Parpadeó, con los ojos entrecerrados, al desvanecerse la luz, y miró en torno para luego maldecir. El ratón se había marchado. Pero ¿adónde? Estiró las flexionadas piernas y miró el lago de inmundicia, preguntándose si se habría zambullido en él, pero no vio burbujas ni ondulaciones. Avanzó con cautela hasta la intersección, husmeando el aire y escuchando.

Una vez más, el hedor de las cloacas disimulaba el del hombre, pero creyó oír pasos furtivos dentro del primer túnel que tenía a la izquierda. Avanzó hasta la entrada para mirar y escuchar. Había acertado, porque oyó con claridad los pasos de alguien que se alejaba cojeando, aunque no vio al hombre. Se detuvo. No era debido a la oscuridad, porque veía cien metros del interior del túnel, y parecía vacío, aunque los pasos parecían estar más cerca que eso. ¿Se había vuelto invisible el hombrecillo? No parecía haber ninguna otra explicación. Gruñó por lo bajo. Así que iba a ponérselo difícil. No importaba. Aún tenía los oídos.

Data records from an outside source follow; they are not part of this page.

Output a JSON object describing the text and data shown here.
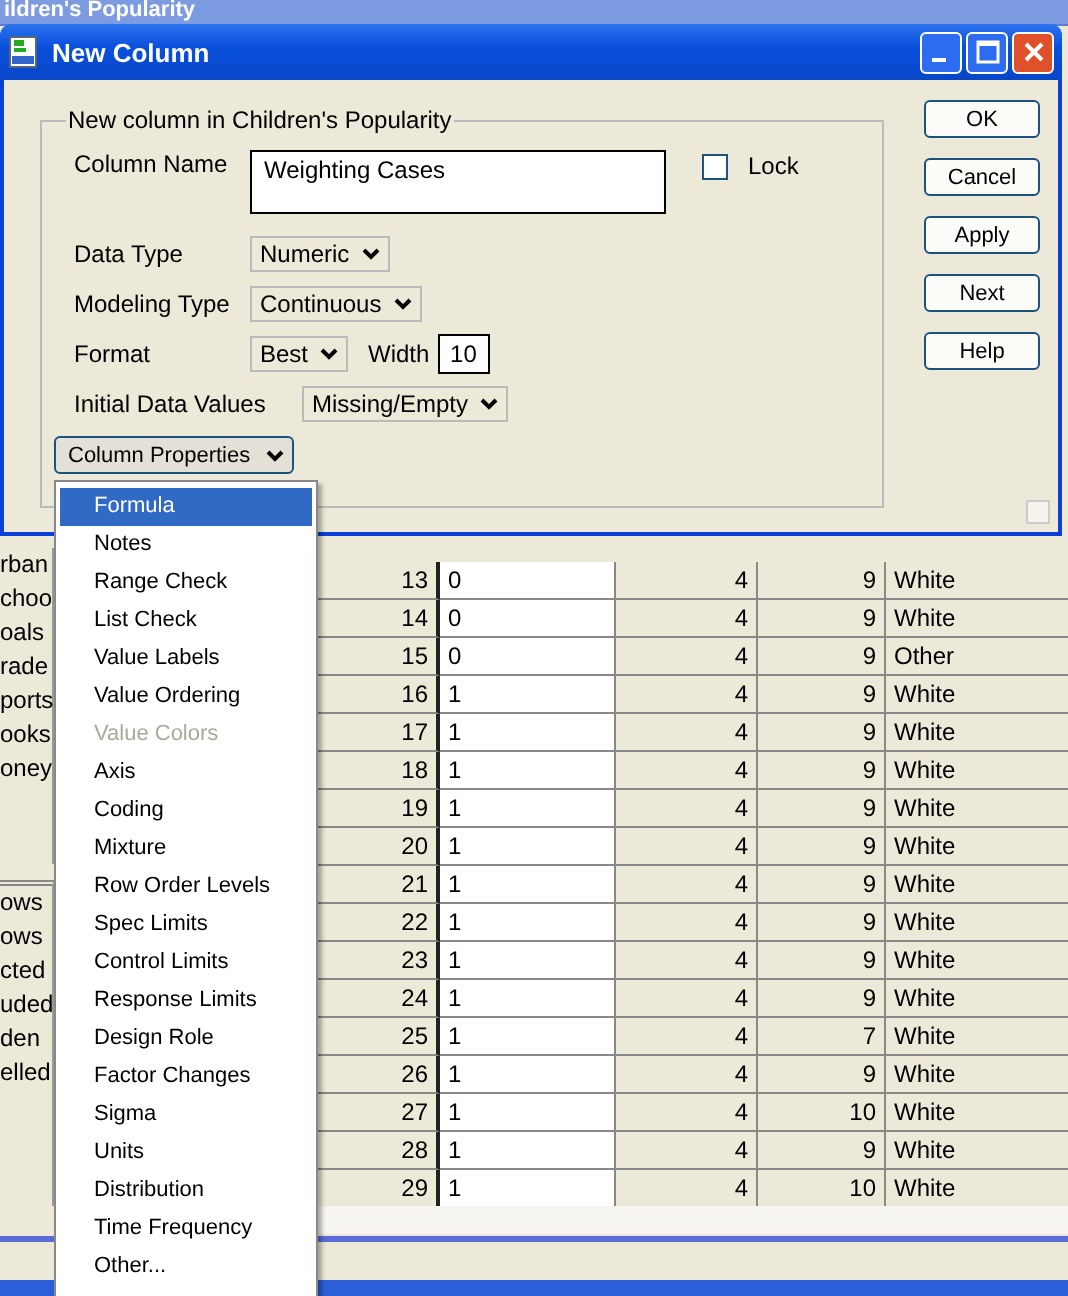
{
  "background_window": {
    "title": "ildren's Popularity",
    "columns_panel": [
      "rban",
      "choo",
      "oals",
      "rade",
      "ports",
      "ooks",
      "oney"
    ],
    "rows_panel": [
      "ows",
      "ows",
      "cted",
      "uded",
      "den",
      "elled"
    ],
    "table_rows": [
      [
        "13",
        "0",
        "4",
        "9",
        "White"
      ],
      [
        "14",
        "0",
        "4",
        "9",
        "White"
      ],
      [
        "15",
        "0",
        "4",
        "9",
        "Other"
      ],
      [
        "16",
        "1",
        "4",
        "9",
        "White"
      ],
      [
        "17",
        "1",
        "4",
        "9",
        "White"
      ],
      [
        "18",
        "1",
        "4",
        "9",
        "White"
      ],
      [
        "19",
        "1",
        "4",
        "9",
        "White"
      ],
      [
        "20",
        "1",
        "4",
        "9",
        "White"
      ],
      [
        "21",
        "1",
        "4",
        "9",
        "White"
      ],
      [
        "22",
        "1",
        "4",
        "9",
        "White"
      ],
      [
        "23",
        "1",
        "4",
        "9",
        "White"
      ],
      [
        "24",
        "1",
        "4",
        "9",
        "White"
      ],
      [
        "25",
        "1",
        "4",
        "7",
        "White"
      ],
      [
        "26",
        "1",
        "4",
        "9",
        "White"
      ],
      [
        "27",
        "1",
        "4",
        "10",
        "White"
      ],
      [
        "28",
        "1",
        "4",
        "9",
        "White"
      ],
      [
        "29",
        "1",
        "4",
        "10",
        "White"
      ]
    ]
  },
  "dialog": {
    "title": "New Column",
    "group_title": "New column in Children's Popularity",
    "column_name": {
      "label": "Column Name",
      "value": "Weighting Cases"
    },
    "lock": {
      "label": "Lock",
      "checked": false
    },
    "data_type": {
      "label": "Data Type",
      "value": "Numeric"
    },
    "modeling_type": {
      "label": "Modeling Type",
      "value": "Continuous"
    },
    "format": {
      "label": "Format",
      "value": "Best",
      "width_label": "Width",
      "width_value": "10"
    },
    "initial_data_values": {
      "label": "Initial Data Values",
      "value": "Missing/Empty"
    },
    "column_properties": {
      "label": "Column Properties",
      "expanded": true
    },
    "buttons": [
      "OK",
      "Cancel",
      "Apply",
      "Next",
      "Help"
    ]
  },
  "column_properties_menu": [
    {
      "label": "Formula",
      "selected": true,
      "disabled": false
    },
    {
      "label": "Notes",
      "selected": false,
      "disabled": false
    },
    {
      "label": "Range Check",
      "selected": false,
      "disabled": false
    },
    {
      "label": "List Check",
      "selected": false,
      "disabled": false
    },
    {
      "label": "Value Labels",
      "selected": false,
      "disabled": false
    },
    {
      "label": "Value Ordering",
      "selected": false,
      "disabled": false
    },
    {
      "label": "Value Colors",
      "selected": false,
      "disabled": true
    },
    {
      "label": "Axis",
      "selected": false,
      "disabled": false
    },
    {
      "label": "Coding",
      "selected": false,
      "disabled": false
    },
    {
      "label": "Mixture",
      "selected": false,
      "disabled": false
    },
    {
      "label": "Row Order Levels",
      "selected": false,
      "disabled": false
    },
    {
      "label": "Spec Limits",
      "selected": false,
      "disabled": false
    },
    {
      "label": "Control Limits",
      "selected": false,
      "disabled": false
    },
    {
      "label": "Response Limits",
      "selected": false,
      "disabled": false
    },
    {
      "label": "Design Role",
      "selected": false,
      "disabled": false
    },
    {
      "label": "Factor Changes",
      "selected": false,
      "disabled": false
    },
    {
      "label": "Sigma",
      "selected": false,
      "disabled": false
    },
    {
      "label": "Units",
      "selected": false,
      "disabled": false
    },
    {
      "label": "Distribution",
      "selected": false,
      "disabled": false
    },
    {
      "label": "Time Frequency",
      "selected": false,
      "disabled": false
    },
    {
      "label": "Other...",
      "selected": false,
      "disabled": false
    }
  ]
}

Y oían mejor que los de cualquier humano.

Un sonido que se produjo detrás de ella le hizo girar la cabeza: el roce de un zapato de cuero sobre ladrillo. Se veía luz de una linterna dentro de otro túnel, situado en el lado opuesto de la intersección. En la entrada apareció silueteada una figura que vestía abrigo largo y sombrero de ala ancha, tan alta y erguida como encorvado y achaparrado era el hombrecillo. Sujetaba una antorcha y una pistola con las manos embutidas en guanteletes.

—¡Alto, chupasangre! —gritó con voz estentórea—. ¡Mis balas están recubiertas de plata!